Um torneio solidário em nome dos refugiados
Além de ter o objetivo de juntar amigos e de lhes proporcionar um momento de convívio e competitividade saudável, a Copa de Batidas tem uma missão solidária. O dinheiro recolhido junto das seis equipas do torneio solidário é canalizado integralmente para a Klabu, uma organização sem fins lucrativos que utiliza o desporto como ferramenta de empoderamento e integração de jovens refugiados.
Hoje, existem cerca de 25,9 milhões de refugiados no mundo. Mais de metade destes têm menos de 18 anos e passam uma grande parte da sua juventude em campos onde as condições de vida são penosas. Ora, impulsionado pela vontade de melhorar esta situação, o advogado holandês Jan van Hövell criou a Fundação Klabu (que significa ‘clube’, em suaíli), para melhorar a vida destes jovens através do desporto.
A instituição constrói clubes desportivos nos locais onde os jovens refugiados tentam reconstruir as suas vidas.
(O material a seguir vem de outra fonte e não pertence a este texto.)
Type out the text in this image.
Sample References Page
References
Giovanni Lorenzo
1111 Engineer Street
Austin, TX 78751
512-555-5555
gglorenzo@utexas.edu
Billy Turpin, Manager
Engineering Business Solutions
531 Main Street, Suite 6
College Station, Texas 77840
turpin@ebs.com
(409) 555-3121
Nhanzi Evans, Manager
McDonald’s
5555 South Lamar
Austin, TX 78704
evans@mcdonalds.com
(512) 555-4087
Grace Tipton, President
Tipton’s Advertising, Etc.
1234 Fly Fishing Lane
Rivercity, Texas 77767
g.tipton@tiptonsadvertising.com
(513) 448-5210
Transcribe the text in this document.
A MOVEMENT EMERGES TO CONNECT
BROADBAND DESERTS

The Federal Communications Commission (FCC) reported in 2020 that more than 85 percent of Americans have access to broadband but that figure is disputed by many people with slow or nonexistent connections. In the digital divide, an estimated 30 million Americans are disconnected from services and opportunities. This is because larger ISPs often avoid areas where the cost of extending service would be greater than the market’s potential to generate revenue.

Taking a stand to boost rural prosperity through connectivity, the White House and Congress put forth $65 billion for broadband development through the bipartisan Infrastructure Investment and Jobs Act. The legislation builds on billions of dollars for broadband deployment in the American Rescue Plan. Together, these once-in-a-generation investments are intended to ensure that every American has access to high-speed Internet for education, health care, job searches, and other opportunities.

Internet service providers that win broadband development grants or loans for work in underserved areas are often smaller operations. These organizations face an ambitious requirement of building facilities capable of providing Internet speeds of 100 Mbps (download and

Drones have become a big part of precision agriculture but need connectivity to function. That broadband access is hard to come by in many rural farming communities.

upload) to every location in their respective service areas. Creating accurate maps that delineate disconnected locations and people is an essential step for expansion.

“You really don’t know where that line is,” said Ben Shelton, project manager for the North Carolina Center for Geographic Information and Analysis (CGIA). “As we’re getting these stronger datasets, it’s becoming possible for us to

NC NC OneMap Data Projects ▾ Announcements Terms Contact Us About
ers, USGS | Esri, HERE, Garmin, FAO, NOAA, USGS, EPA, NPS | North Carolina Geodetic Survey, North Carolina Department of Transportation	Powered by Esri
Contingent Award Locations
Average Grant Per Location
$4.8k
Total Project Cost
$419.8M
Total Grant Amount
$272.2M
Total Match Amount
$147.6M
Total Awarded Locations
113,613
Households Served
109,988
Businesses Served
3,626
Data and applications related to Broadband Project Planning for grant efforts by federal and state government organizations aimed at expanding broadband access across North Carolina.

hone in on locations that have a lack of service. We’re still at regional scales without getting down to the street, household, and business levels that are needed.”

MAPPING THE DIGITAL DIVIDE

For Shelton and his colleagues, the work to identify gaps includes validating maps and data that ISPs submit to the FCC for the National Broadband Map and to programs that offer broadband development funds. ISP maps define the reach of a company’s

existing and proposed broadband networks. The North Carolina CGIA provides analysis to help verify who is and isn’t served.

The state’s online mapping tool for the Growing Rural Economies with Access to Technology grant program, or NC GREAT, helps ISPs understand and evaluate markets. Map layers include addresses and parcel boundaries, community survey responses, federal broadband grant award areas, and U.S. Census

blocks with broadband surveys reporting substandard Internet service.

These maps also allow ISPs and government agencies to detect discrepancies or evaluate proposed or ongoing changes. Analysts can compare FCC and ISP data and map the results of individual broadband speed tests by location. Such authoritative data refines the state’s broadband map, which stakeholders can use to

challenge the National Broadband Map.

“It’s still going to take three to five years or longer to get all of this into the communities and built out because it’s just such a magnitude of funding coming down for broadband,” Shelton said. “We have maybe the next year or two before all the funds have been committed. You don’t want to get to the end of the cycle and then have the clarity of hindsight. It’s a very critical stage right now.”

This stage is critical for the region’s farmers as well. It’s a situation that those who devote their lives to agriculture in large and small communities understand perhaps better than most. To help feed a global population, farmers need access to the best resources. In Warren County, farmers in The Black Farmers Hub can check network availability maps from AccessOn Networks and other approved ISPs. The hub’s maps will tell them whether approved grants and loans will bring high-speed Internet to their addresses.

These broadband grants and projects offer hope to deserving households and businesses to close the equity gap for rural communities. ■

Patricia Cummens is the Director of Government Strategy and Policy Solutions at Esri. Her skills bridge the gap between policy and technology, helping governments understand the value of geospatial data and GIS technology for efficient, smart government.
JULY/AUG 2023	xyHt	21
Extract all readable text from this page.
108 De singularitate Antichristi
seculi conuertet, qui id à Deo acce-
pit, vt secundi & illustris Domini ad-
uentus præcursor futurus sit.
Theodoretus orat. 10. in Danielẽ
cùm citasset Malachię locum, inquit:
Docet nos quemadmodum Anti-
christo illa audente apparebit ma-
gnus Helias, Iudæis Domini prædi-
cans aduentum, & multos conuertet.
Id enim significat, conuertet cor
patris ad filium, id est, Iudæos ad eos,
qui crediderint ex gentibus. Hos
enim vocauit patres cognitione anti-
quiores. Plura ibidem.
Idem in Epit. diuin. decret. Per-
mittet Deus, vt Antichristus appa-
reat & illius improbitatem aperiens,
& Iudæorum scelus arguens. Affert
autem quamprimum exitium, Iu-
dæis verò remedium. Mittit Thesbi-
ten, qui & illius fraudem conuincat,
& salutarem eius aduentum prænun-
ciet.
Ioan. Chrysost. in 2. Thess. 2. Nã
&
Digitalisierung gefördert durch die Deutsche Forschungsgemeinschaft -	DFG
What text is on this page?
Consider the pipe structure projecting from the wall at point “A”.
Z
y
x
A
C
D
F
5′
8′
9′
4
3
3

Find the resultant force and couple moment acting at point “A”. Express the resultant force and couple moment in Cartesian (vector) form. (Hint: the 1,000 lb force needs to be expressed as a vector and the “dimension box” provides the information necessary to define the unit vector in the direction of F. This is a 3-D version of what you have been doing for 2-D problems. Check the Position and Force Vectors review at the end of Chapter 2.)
Além dos campos de jogos, a Klabu fornece equipamentos e material desportivo, garantindo que todas as pessoas, independentemente do género, das condições financeiras, da nacionalidade ou do credo, possam usufruir da felicidade proporcionada pela atividade desportiva.
Citada pela Forbes, Charlotte Jongejan, uma das fundadoras da organização, defende que o desporto tem uma capacidade inigualável de juntar pessoas diferentes e de lhes oferecer bons momentos: “Quando estes jovens marcam um golo, transpõem o sentimento de orgulho e confiança para fora do campo. Transportam-no para o seu dia a dia”.
Foi esse o sentimento que se viveu, também, no Clube Desportivo da Graça. Com a promessa de uma nova edição do torneio solidário na Primavera de 2020, Maarten acredita que o desporto é sempre uma boa solução para juntar amigos e lutar por boas causas: “Mesmo que nem toda a gente seja boa dentro de campo, acaba-se sempre a sentir o espírito. O futebol une as pessoas, dá-lhes esperança e inspira-as”, remata.
Depois de 16 jogos, mais de 80 golos e 4 horas e meia a ver a bola girar, foram reunidos 360€ para ajudar a causa da Klabu. No final da tarde, fica a certeza de que, seja num campo de refugiados no Quénia ou no sintético do Clube Desportivo da Graça, aquilo que se vive dentro das quatro linhas é sempre muito mais do que apenas futebol.